Transport NI should double its face-to-face meetings with Council to four per year. Councillor Paul Maguire has said.
Speaking on Tuesday night in the wake of Transport NI’s spring consultation with Mid & East Antrim’s Community Planning Commmittee, its Chairman, Cllr Maguire said additional talks were needed due to the huge number of local roads related questions to which councillors had sought answers.
While many councillors had submitted questions in writing to the roads body prior to the meeting, on the night most concern was voiced over restricted budget enforced cutbacks to routine network maintenance including grass cutting, weed spraying, and gully clearing.
Northern Divisional Manager Deidre Mackle, who attended the meeting with Section Engineer Clive Robinson, said that with the Department facing £60million of cuts in 2015/16, Transport NI was already “in a negative budget situation”.
“We are now undertaking what we are calling a skeleton service,” said Ms Mackle who added that while she recognised grass cutting was “a big source of complaint” not just locally but province-wide, resources currently allowed for “one cut and, thereafter, safety cuts” at sight lines and junctions.
“The skeleton service developed is ensuring our statutory requirements are being adhered to while not compromising safety...Safety is our number one priority,” she stated.

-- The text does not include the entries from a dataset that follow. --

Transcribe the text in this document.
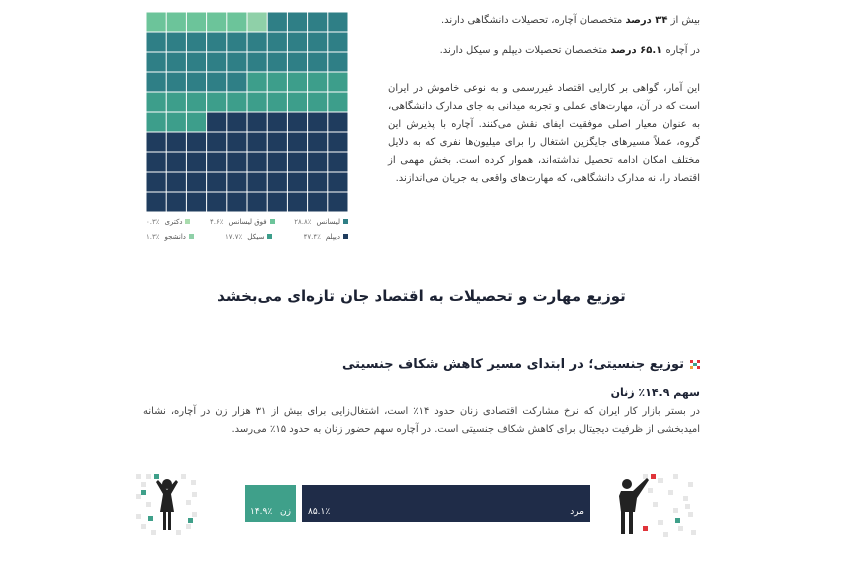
لیسانس
۲۸.۸٪
فوق لیسانس
۴.۶٪
دکتری
۰.۳٪
دیپلم
۴۷.۴٪
سیکل
۱۷.۷٪
دانشجو
۱.۳٪

بیش از ۳۴ درصد متخصصان آچاره، تحصیلات دانشگاهی دارند.

در آچاره ۶۵.۱ درصد متخصصان تحصیلات دیپلم و سیکل دارند.

این آمار، گواهی بر کارایی اقتصاد غیررسمی و به نوعی خاموش در ایران است که در آن، مهارت‌های عملی و تجربه میدانی به جای مدارک دانشگاهی، به عنوان معیار اصلی موفقیت ایفای نقش می‌کنند. آچاره با پذیرش این گروه، عملاً مسیرهای جایگزین اشتغال را برای میلیون‌ها نفری که به دلایل مختلف امکان ادامه تحصیل نداشته‌اند، هموار کرده است. بخش مهمی از اقتصاد را، نه مدارک دانشگاهی، که مهارت‌های واقعی به جریان می‌اندازند.

توزیع مهارت و تحصیلات به اقتصاد جان تازه‌ای می‌بخشد
توزیع جنسیتی؛ در ابتدای مسیر کاهش شکاف جنسیتی
سهم ۱۴.۹٪ زنان
در بستر بازار کار ایران که نرخ مشارکت اقتصادی زنان حدود ۱۴٪ است، اشتغال‌زایی برای بیش از ۳۱ هزار زن در آچاره، نشانه امیدبخشی از ظرفیت دیجیتال برای کاهش شکاف جنسیتی است. در آچاره سهم حضور زنان به حدود ۱۵٪ می‌رسد.
۱۴.۹٪ زن ۸۵.۱٪	مرد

It was also pointed out to councillors that the overall spend in Mid & East Antrim during 2014-15 was £48.5million of which, she said, over £10m had been spent on maintenance alone.
Looking ahead, Cllr Brian Collins said he was worried about the affect current financial constraints would have on winter services such as the clearing of snow and gritting, pointing out “we have already had ground frost this month”.
Responding, Ms Mackle stated: “All I am in a position to say is that Transport NI is preparing to deliver a winter service this year.”
She said that despite the cuts, a wide range of road improvement and maintenance schemes are planned or already complete in the Mid & East Antrim council area.
Of the numerous schemes she highighted was the A26 scheme to dual 7.8km of the Frosses Road between Glarryford crossroads and Drones Road which will continue for another 28 months, with completion expected in summer 2017; the early completion of the roundabout at the Cromkill Road/Ballee Road West junction; the completion of a scheme to improve driver sightlines on the western side of Rathkeel Road at its junction with Lisnamurrican Road, Broughshane; and the £130k Ballee Park and Ride extension which has increased the number of spaces available from 87 to 136 and includes improved footway links plus the introduction of a pedestrian refuge island on Antrim Road.
Ms Mackle also welcomed the announcement earlier in the day that £450,000 is to be spent on improving the junction of the Cullybackey and Woodtown Roads.